Corrigibility is doing a ton of heavy lifting in this picture. Humans obviously wouldn’t approve of daemons, so your AI would just try really hard to not do that.
I’m a bit confused about how “corrigibility” is being used here. I thought it meant that the agent doesn’t resist correction, but here it seems to be used to mean something more like trying to only do things the overseer would approve of.
I thought we called the latter being “approval-directed” and that it was a separate idea from corrigibility. Am I confused?
Oops, I think I was conflating “corrigible agent” with “benign act-based agent”. You’re right that they’re separate ideas. I edited my original comment accordingly.
If X is “be a competent, catastrophe-free, corrigible act-based assistant”, it’s plausible to me that an AGI trained to do X is sufficient to lead humanity to a good outcome, even if X doesn’t capture human values. For example, the operator might have the AGI develop the technology for whole brain emulations, enabling human uploads that can solve the safety problem in earnest, after which the original AGI is shut down.
Being an act-based (and thus approval-directed) agent is doing a ton of heavy lifting in this picture. Humans obviously wouldn’t approve of daemons, so your AI would just try really hard to not do that. Humans obviously wouldn’t approve of a Rubik’s cube solution that modulates RAM to send GSM cellphone signals, so your AI would just try really hard to not do that.
I think most of the difficulty here is shoved into training an agent to actually have property X, instead of just some approximation of X. It’s plausible to me that this is actually straightforward, but it also feels plausible that X is a really hard property to impart (though still much easier to impart than “have human values”).
A crux for me whether property X is sufficient is whether the operator could avoid getting accidentally manipulated. (A corrigible assistant would never intentionally manipulate, but if it satisfies property X while more directly optimizing Y, it might accidentally manipulate the humans into doing some Y distinct from human values.) I feel very uncertain about this, but it currently seems plausible to me that some operators could successfully just use the assistant to solve the safety problem in earnest, and then shut down the original AGI.

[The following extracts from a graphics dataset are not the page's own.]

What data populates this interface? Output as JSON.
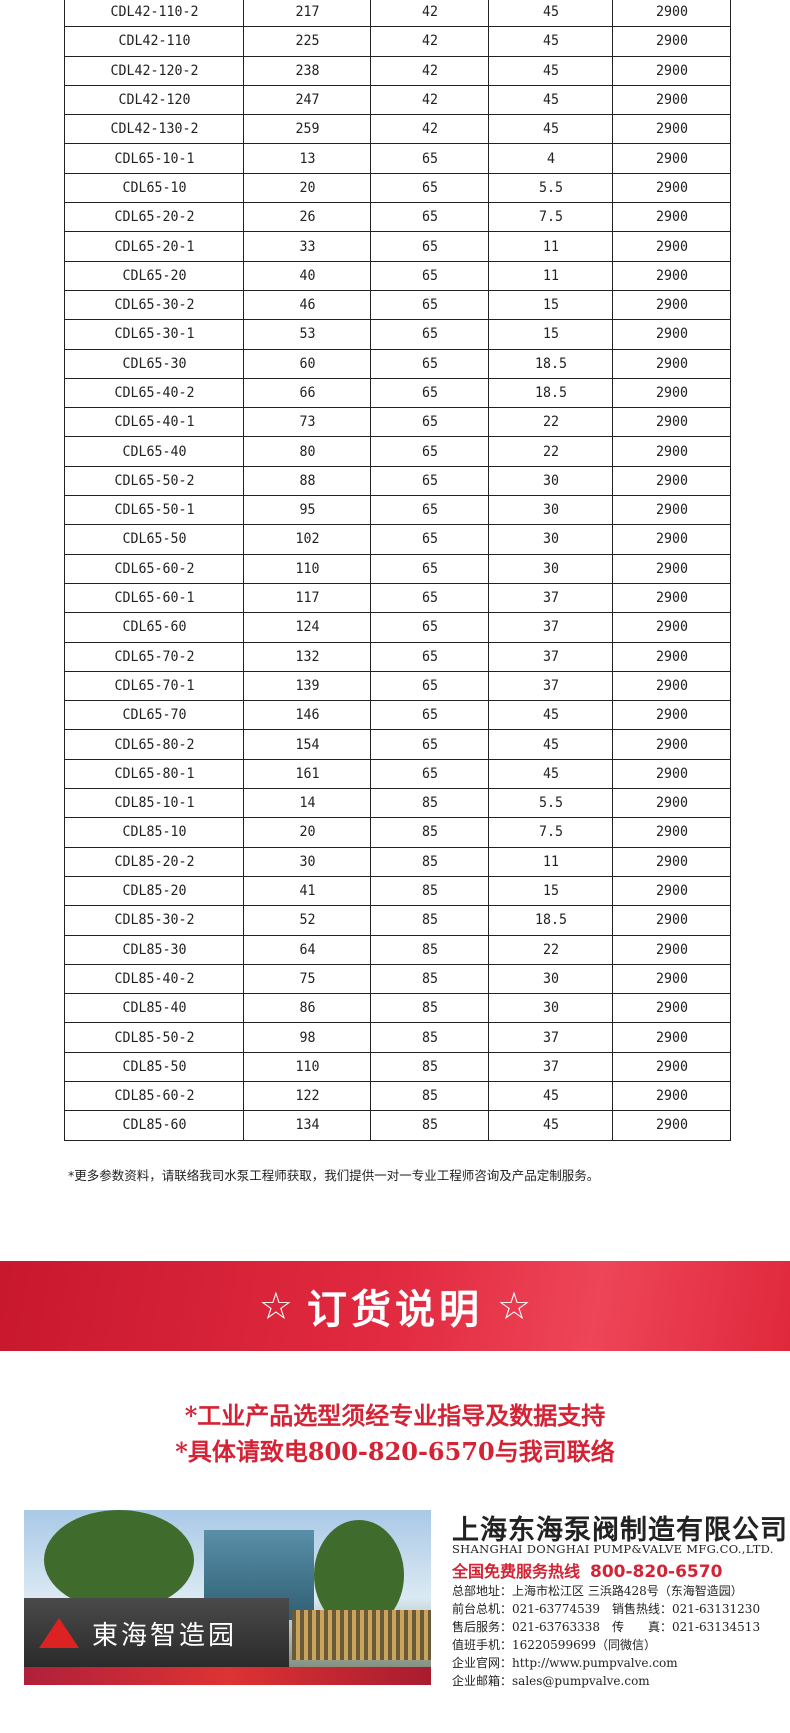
{
  "table": {
    "rows": [
      [
        "CDL42-110-2",
        "217",
        "42",
        "45",
        "2900"
      ],
      [
        "CDL42-110",
        "225",
        "42",
        "45",
        "2900"
      ],
      [
        "CDL42-120-2",
        "238",
        "42",
        "45",
        "2900"
      ],
      [
        "CDL42-120",
        "247",
        "42",
        "45",
        "2900"
      ],
      [
        "CDL42-130-2",
        "259",
        "42",
        "45",
        "2900"
      ],
      [
        "CDL65-10-1",
        "13",
        "65",
        "4",
        "2900"
      ],
      [
        "CDL65-10",
        "20",
        "65",
        "5.5",
        "2900"
      ],
      [
        "CDL65-20-2",
        "26",
        "65",
        "7.5",
        "2900"
      ],
      [
        "CDL65-20-1",
        "33",
        "65",
        "11",
        "2900"
      ],
      [
        "CDL65-20",
        "40",
        "65",
        "11",
        "2900"
      ],
      [
        "CDL65-30-2",
        "46",
        "65",
        "15",
        "2900"
      ],
      [
        "CDL65-30-1",
        "53",
        "65",
        "15",
        "2900"
      ],
      [
        "CDL65-30",
        "60",
        "65",
        "18.5",
        "2900"
      ],
      [
        "CDL65-40-2",
        "66",
        "65",
        "18.5",
        "2900"
      ],
      [
        "CDL65-40-1",
        "73",
        "65",
        "22",
        "2900"
      ],
      [
        "CDL65-40",
        "80",
        "65",
        "22",
        "2900"
      ],
      [
        "CDL65-50-2",
        "88",
        "65",
        "30",
        "2900"
      ],
      [
        "CDL65-50-1",
        "95",
        "65",
        "30",
        "2900"
      ],
      [
        "CDL65-50",
        "102",
        "65",
        "30",
        "2900"
      ],
      [
        "CDL65-60-2",
        "110",
        "65",
        "30",
        "2900"
      ],
      [
        "CDL65-60-1",
        "117",
        "65",
        "37",
        "2900"
      ],
      [
        "CDL65-60",
        "124",
        "65",
        "37",
        "2900"
      ],
      [
        "CDL65-70-2",
        "132",
        "65",
        "37",
        "2900"
      ],
      [
        "CDL65-70-1",
        "139",
        "65",
        "37",
        "2900"
      ],
      [
        "CDL65-70",
        "146",
        "65",
        "45",
        "2900"
      ],
      [
        "CDL65-80-2",
        "154",
        "65",
        "45",
        "2900"
      ],
      [
        "CDL65-80-1",
        "161",
        "65",
        "45",
        "2900"
      ],
      [
        "CDL85-10-1",
        "14",
        "85",
        "5.5",
        "2900"
      ],
      [
        "CDL85-10",
        "20",
        "85",
        "7.5",
        "2900"
      ],
      [
        "CDL85-20-2",
        "30",
        "85",
        "11",
        "2900"
      ],
      [
        "CDL85-20",
        "41",
        "85",
        "15",
        "2900"
      ],
      [
        "CDL85-30-2",
        "52",
        "85",
        "18.5",
        "2900"
      ],
      [
        "CDL85-30",
        "64",
        "85",
        "22",
        "2900"
      ],
      [
        "CDL85-40-2",
        "75",
        "85",
        "30",
        "2900"
      ],
      [
        "CDL85-40",
        "86",
        "85",
        "30",
        "2900"
      ],
      [
        "CDL85-50-2",
        "98",
        "85",
        "37",
        "2900"
      ],
      [
        "CDL85-50",
        "110",
        "85",
        "37",
        "2900"
      ],
      [
        "CDL85-60-2",
        "122",
        "85",
        "45",
        "2900"
      ],
      [
        "CDL85-60",
        "134",
        "85",
        "45",
        "2900"
      ]
    ]
  },
  "note": "*更多参数资料，请联络我司水泵工程师获取，我们提供一对一专业工程师咨询及产品定制服务。",
  "banner": {
    "star": "☆",
    "title": "订货说明"
  },
  "order_lines": [
    "*工业产品选型须经专业指导及数据支持",
    "*具体请致电800-820-6570与我司联络"
  ],
  "photo": {
    "sign_text": "東海智造园"
  },
  "company": {
    "name_cn": "上海东海泵阀制造有限公司",
    "name_en": "SHANGHAI DONGHAI PUMP&VALVE MFG.CO.,LTD.",
    "hotline_label": "全国免费服务热线",
    "hotline": "800-820-6570",
    "lines": [
      "总部地址：上海市松江区 三浜路428号（东海智造园）",
      "前台总机：021-63774539　销售热线：021-63131230",
      "售后服务：021-63763338　传　　真：021-63134513",
      "值班手机：16220599699（同微信）",
      "企业官网：http://www.pumpvalve.com",
      "企业邮箱：sales@pumpvalve.com"
    ]
  },
  "colors": {
    "accent_red": "#d42335"
  }
}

I’m a bit confused about how “corrigibility” is being used here. I thought it meant that the agent doesn’t resist correction, but here it seems to be used to mean something more like trying to only do things the overseer would approve of.
I thought we called the latter being “approval-directed” and that it was a separate idea from corrigibility. Am I confused?
Oops, I think I was conflating “corrigible agent” with “benign act-based agent”. You’re right that they’re separate ideas. I edited my original comment accordingly.